Divorce Party: la nuova ‘esperienza’ del dirsi addio

Divorce Party: la nuova ‘esperienza’ del dirsi addio

Ci si lascia? Bene, festeggiamo! Versione meno favolistica e decisamente più attuale del modo di vivere e interpretare la coppia. Al di là delle buone – anzi, ottime – intenzioni; al di là, pure, del ‘per sempre’, che dovrebbe compensare ogni dubbio o ritrosia. E invece no. Certo, magari ce ne passa, prima di gettare la spugna. Tuttavia, la vita spesso assume risvolti imprevedibili e i binari – come dire – si allontanano.

Insomma, la scelta di separarsi, alle volte, veste anche il risvolto di ‘atto liberatorio’, alternativa al rimanere intrappolati in un’unione infelice o, ancor peggio, sterile.

Ecco, allora, che la separazione si trasforma in un momento da festeggiare. Da tabù a gioia, da condividere con amici e parenti; talora anche con l’ex, segno questo di grande maturità. Rinascita, da sancire attraverso… un rituale e, cioè, il party di divorzio.

Un aperitivo o un incontro più o meno affollato, più o meno sobrio… in cui, in ogni caso, rimarcare il passaggio da quel che non va a quel che ci attende, domani.

L’inventrice? Ha un nome e un cognome: Christine Gallager. Ciò non di meno, negli Stati Uniti si tratta, oramai, di una vera e propria abitudine, ultra sdoganata. Negli Usa si è, in pratica, registrato un boom, rispetto a questo tipo di eventi, tanto che le aziende che solitamente se ne occupano sono lievitate, nel numero, del 22% dal 2019.

Un trend, identificato come l’ultima frontiera dell’industria del matrimonio e che si accompagna al proliferare di servizi attinenti: agenzie/siti di incontri, libri di auto-aiuto e liste – addirittura – di doni per il divorzio, nei negozi.

E, se anche Francia e Gran Bretagna sono state, in qualche modo, ‘colpite’ dalla moda, meno lo è l’Italia – evidentemente tradizionalista – dove, però, non mancano le occasioni. Secondo Istat, tra il 1991 e il 2018 si è assistito ad una verticalizzazione dei divorzi, passando da una cifra di circa 375 mila ad 1,6 milioni.

Vero è che continuiamo anche a sposarci. Nel 2022 i matrimoni sono stati 189.140, il 4,8% in più rispetto al 2021 e il 2,7% in più, in confronto al 2019. Le dinamiche, però, vanno lette in concomitanza, pure, alla Pandemia e a tutta una serie di altri agenti esterni.

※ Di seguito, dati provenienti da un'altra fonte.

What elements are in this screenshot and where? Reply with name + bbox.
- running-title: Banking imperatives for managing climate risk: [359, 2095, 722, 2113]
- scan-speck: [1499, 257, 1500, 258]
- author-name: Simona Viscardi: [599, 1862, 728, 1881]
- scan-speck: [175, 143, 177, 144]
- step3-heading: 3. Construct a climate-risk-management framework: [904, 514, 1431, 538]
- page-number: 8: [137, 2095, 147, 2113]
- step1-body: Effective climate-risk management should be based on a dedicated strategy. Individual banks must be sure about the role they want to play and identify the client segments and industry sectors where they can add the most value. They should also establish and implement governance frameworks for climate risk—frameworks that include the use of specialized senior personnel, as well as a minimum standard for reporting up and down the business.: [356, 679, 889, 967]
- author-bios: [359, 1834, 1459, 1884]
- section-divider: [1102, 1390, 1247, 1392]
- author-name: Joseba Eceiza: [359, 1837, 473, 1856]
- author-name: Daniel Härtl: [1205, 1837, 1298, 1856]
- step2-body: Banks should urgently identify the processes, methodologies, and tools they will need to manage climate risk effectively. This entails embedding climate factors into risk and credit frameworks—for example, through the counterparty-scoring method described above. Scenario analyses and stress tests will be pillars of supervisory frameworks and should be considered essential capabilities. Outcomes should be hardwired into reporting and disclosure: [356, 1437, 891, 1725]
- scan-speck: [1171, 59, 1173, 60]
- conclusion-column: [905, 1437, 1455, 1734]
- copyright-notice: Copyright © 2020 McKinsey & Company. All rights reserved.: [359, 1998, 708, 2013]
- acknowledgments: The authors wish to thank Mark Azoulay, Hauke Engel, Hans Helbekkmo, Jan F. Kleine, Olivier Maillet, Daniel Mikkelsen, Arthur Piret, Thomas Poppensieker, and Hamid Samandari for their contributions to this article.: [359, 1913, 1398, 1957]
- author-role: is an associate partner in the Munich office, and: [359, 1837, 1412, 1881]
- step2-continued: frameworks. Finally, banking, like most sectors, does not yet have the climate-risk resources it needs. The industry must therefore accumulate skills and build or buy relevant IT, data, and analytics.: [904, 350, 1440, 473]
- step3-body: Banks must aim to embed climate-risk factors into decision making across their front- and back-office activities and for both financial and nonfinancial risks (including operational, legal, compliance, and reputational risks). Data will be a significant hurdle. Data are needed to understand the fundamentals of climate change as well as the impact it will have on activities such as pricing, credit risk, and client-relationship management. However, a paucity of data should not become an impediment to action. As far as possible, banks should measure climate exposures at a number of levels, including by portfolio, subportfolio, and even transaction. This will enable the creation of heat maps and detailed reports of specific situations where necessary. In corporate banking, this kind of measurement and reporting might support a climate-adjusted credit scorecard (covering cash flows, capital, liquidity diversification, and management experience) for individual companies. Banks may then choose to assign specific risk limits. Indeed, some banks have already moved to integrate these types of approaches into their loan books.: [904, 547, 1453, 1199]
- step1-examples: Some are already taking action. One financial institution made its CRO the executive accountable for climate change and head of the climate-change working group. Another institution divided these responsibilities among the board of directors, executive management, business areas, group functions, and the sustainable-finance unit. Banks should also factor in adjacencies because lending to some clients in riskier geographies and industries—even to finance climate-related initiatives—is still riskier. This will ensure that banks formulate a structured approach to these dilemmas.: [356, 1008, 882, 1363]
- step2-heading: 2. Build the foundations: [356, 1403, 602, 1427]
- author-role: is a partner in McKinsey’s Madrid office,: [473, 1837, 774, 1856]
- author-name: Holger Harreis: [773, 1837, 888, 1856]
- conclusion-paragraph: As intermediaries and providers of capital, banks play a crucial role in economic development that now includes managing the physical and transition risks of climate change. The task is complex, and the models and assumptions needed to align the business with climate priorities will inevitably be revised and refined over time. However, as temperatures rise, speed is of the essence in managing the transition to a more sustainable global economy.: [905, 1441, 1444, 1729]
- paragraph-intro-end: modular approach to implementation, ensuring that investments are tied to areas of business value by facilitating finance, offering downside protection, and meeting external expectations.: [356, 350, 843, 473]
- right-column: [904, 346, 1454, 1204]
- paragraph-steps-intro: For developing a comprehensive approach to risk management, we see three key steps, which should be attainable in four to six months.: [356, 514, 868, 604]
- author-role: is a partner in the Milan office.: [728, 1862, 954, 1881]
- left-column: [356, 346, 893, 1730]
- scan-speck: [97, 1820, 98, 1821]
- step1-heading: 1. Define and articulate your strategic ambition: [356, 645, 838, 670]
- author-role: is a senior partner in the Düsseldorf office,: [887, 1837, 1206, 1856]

In sintesi, dall’introduzione nell’ordinamento italiano (1 dicembre 1970) fino al 2015, si divorzia e si divorzia sempre di più. Merito, pure, dell’introduzione, nella norma, delle procedure consensuali, delle negoziazioni assistite e del Divorzio breve, che ha notevolmente ridotto i tempi di attesa (12 mesi per le separazioni giudiziali e sei mesi per quelle consensuali).

Numeri, fin qui, che non ci forniscono risposta, tuttavia, sul modo in cui organizzare una Festa all’uopo.

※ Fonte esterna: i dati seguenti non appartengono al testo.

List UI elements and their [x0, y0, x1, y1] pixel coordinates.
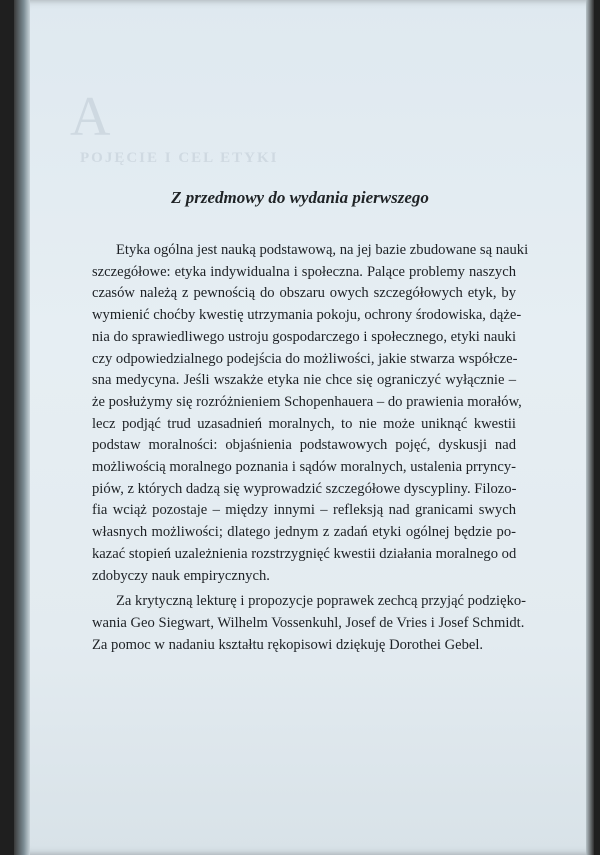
text-line: że posłużymy się rozróżnieniem Schopenhauera – do prawienia morałów,: [92, 393, 522, 410]
text-line: Za krytyczną lekturę i propozycje poprawek zechcą przyjąć podzięko-: [116, 593, 527, 610]
paragraph-2: [92, 591, 527, 656]
text-line: czy odpowiedzialnego podejścia do możliwości, jakie stwarza współcze-: [92, 350, 518, 367]
text-line: lecz podjąć trud uzasadnień moralnych, to nie może uniknąć kwestii: [92, 415, 516, 432]
text-line: możliwością moralnego poznania i sądów moralnych, ustalenia prryncy-: [92, 459, 516, 476]
text-line: Etyka ogólna jest nauką podstawową, na jej bazie zbudowane są nauki: [116, 242, 529, 258]
text-line: nia do sprawiedliwego ustroju gospodarczego i społecznego, etyki nauki: [92, 328, 516, 345]
book-spine: [14, 0, 30, 855]
body-text: [92, 240, 529, 656]
text-line: sna medycyna. Jeśli wszakże etyka nie chce się ograniczyć wyłącznie –: [92, 372, 516, 389]
text-line: Za pomoc w nadaniu kształtu rękopisowi dziękuję Dorothei Gebel.: [92, 636, 484, 653]
text-line: piów, z których dadzą się wyprowadzić szczegółowe dyscypliny. Filozo-: [92, 480, 517, 497]
text-line: fia wciąż pozostaje – między innymi – refleksją nad granicami swych: [92, 502, 516, 519]
text-line: podstaw moralności: objaśnienia podstawowych pojęć, dyskusji nad: [92, 437, 516, 454]
text-line: szczegółowe: etyka indywidualna i społeczna. Palące problemy naszych: [92, 263, 516, 280]
paragraph-1: [92, 240, 529, 587]
text-line: czasów należą z pewnością do obszaru owych szczegółowych etyk, by: [92, 285, 516, 302]
text-line: wania Geo Siegwart, Wilhelm Vossenkuhl, Josef de Vries i Josef Schmidt.: [92, 614, 525, 631]
text-line: własnych możliwości; dlatego jednym z zadań etyki ogólnej będzie po-: [92, 524, 516, 541]
section-heading: Z przedmowy do wydania pierwszego: [171, 188, 429, 207]
text-line: wymienić choćby kwestię utrzymania pokoju, ochrony środowiska, dąże-: [92, 307, 522, 324]
text-line: kazać stopień uzależnienia rozstrzygnięć kwestii działania moralnego od: [92, 545, 517, 562]
page-edge: [586, 0, 594, 855]
text-line: zdobyczy nauk empirycznych.: [92, 567, 270, 584]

Iniziamo con il sottolineare che non esistono obblighi e/o regole.

Senza dubbio, è facile cadere nel trash, bruciando – ad esempio – l’immagine del partner o esibendola a tirassegno ma, volendo seguire l’etichetta, anche il Divorce Party si distingue per le sue regole, ben codificate.

Non prendere il giro l’ex, specialmente se ci sono figli. Allontaniamo, insomma, le bad vibes

Inserire un elemento di gioco. La creazione di una vision board (un collage, con tutto quel che è fonte di ispirazione): la condivisione di intenzioni positive, la proiezione di film motivazionali, oppure l’immortale karaoke

Selezionare una lista di inviti ristretta; chi ci ha supportato e sopportato, nella fase di transizione

Dare un tema all’incontro, costruendolo intorno ad un unico filone, magari ironico

Pensare alla torta, elemento di decoro immancabile

In sunto, un’americanata? Forse. Una maniera, altrettanto, per normalizzare e dare un senso che non sia di fallimento ad un periodo ‘tosto’ dell’esistenza. No, dunque, all’auto commiserazione. Sì alla ripartenza e, su tale base, largo all’anticonvenzionalismo.